Salesforce engaged in major lobbying to add storeys to Docklands headquarters
US multinational tech company targeted a Minister, civil servants and advisers
An impression of Salesforce Tower located to the immediate left of the Central Bank’s Docklands headquarters
US multinational tech company Salesforce has engaged in a major lobbying effort for a controversial plan to add extra storeys to its new Docklands headquarters, targeting a Minister, civil servants and advisers.
The company sought to persuade Minister for Housing Eoghan Murphy to join its planning battle with Dublin City Council over the project, telling him his “urgent attention” was needed to provide “greater clarity” on the issue.
The lobbying push is revealed in documents released to The Irish Times under Freedom of Information legislation.
In March, Salesforce’s Ireland country leader Dr David Dempsey wrote to Mr Murphy regarding implementation of new building height guidelines he published in December which lifted maximum building heights in towns and cities.
The company asked the Minister to “provide greater clarity to the local planning authorities about how they should implement these guidelines, with particular regard to how they should currently apply in strategic development zones [SDZS]”.
It comes after a disagreement between the company building the project and Dublin City Council over which rules govern building heights in the capital’s SDZs.
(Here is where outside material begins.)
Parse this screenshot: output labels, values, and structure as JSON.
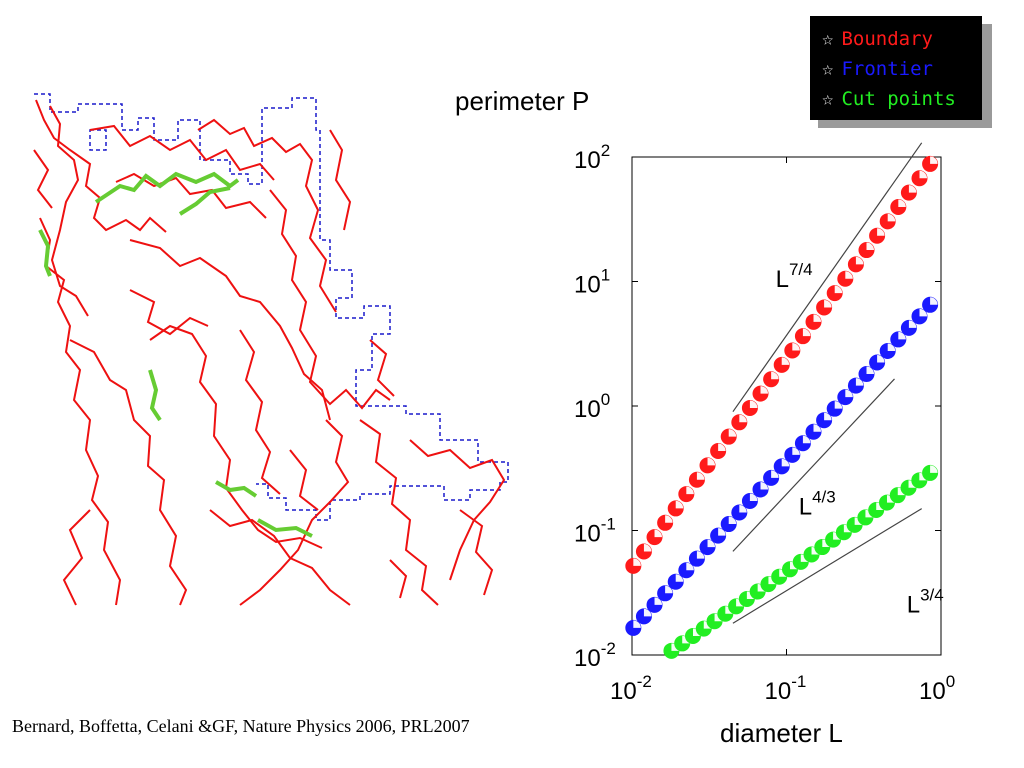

In a High Court action lodged last month, Johnny Ronan’s Ronan Group Real Estate argued that the new guidelines superseded the height caps in the SDZ where the Salesforce Tower is being developed, and that the council had erroneously told its councillors that the SDZ rules still had priority.
“It had been our understanding that the guidelines, as a key national policy, were to be broadly implemented and done so without delay and, therefore, that the guidelines should apply to this application. We now understand, however, that there might be the need for the Government to provide further clarifications on the applicability of the guidelines,” Dr Dempsey wrote.
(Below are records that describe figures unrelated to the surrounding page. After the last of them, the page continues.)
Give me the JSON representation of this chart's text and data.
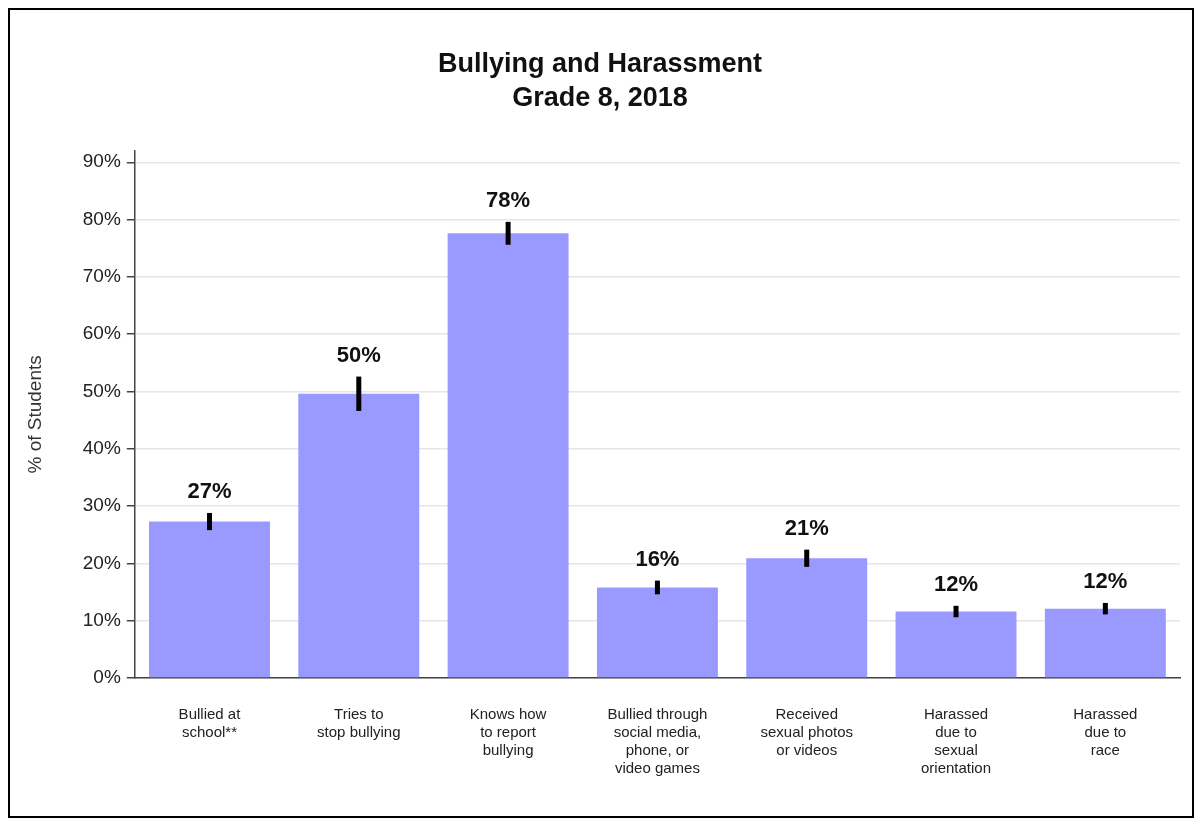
{
  "chart_data": {
    "type": "bar",
    "title": "Bullying and Harassment",
    "subtitle": "Grade 8, 2018",
    "ylabel": "% of Students",
    "categories": [
      "Bullied at\nschool**",
      "Tries to\nstop bullying",
      "Knows how\nto report\nbullying",
      "Bullied through\nsocial media,\nphone, or\nvideo games",
      "Received\nsexual photos\nor videos",
      "Harassed\ndue to\nsexual\norientation",
      "Harassed\ndue to\nrace"
    ],
    "values": [
      27.3,
      49.6,
      77.6,
      15.8,
      20.9,
      11.6,
      12.1
    ],
    "value_labels": [
      "27%",
      "50%",
      "78%",
      "16%",
      "21%",
      "12%",
      "12%"
    ],
    "errors": [
      1.5,
      3,
      2,
      1.2,
      1.5,
      1,
      1
    ],
    "color": "#9999ff",
    "ylim": [
      0,
      92
    ],
    "yticks": [
      {
        "value": 0,
        "label": "0%"
      },
      {
        "value": 10,
        "label": "10%"
      },
      {
        "value": 20,
        "label": "20%"
      },
      {
        "value": 30,
        "label": "30%"
      },
      {
        "value": 40,
        "label": "40%"
      },
      {
        "value": 50,
        "label": "50%"
      },
      {
        "value": 60,
        "label": "60%"
      },
      {
        "value": 70,
        "label": "70%"
      },
      {
        "value": 80,
        "label": "80%"
      },
      {
        "value": 90,
        "label": "90%"
      }
    ],
    "grid": "y",
    "legend": false
  }
}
“We would respectfully request that you consider providing greater clarity to address any potential confusion or conflict between the guidelines and the SDZs.”
The company has claimed that it will be able to hire another 1,000 workers if the extra floors are approved. Salesforce asked Mr Murphy to give the matter his “urgent attention…as a decision is due imminently on this specific application”.
Senior civil servant
The documents also show that Salesforce raised the issue with the most senior civil servant in the Department of Business, Enterprise and Innovation. Following a meeting with Salesforce, the secretary general of that department, Orlaigh Quinn, emailed her counterpart in the Department of Housing, saying the company was “experiencing some difficulties/confusion regarding their major building plans for an urban campus”.
“This uncertainty is not helpful, and may impact on their plans to create 1,500 new jobs in Dublin,” she wrote.
Separately, a senior US-based inhouse lobbyist for the firm contacted a special adviser to the Taoiseach, also in March. Eric Loeb wrote to John Carroll asking to discuss the new building heights guidelines.
A Government spokesman said that Mr Loeb provided “an update on Salesforce’s Dublin expansion plans” during the call.
A spokesman for Salesforce had no comment.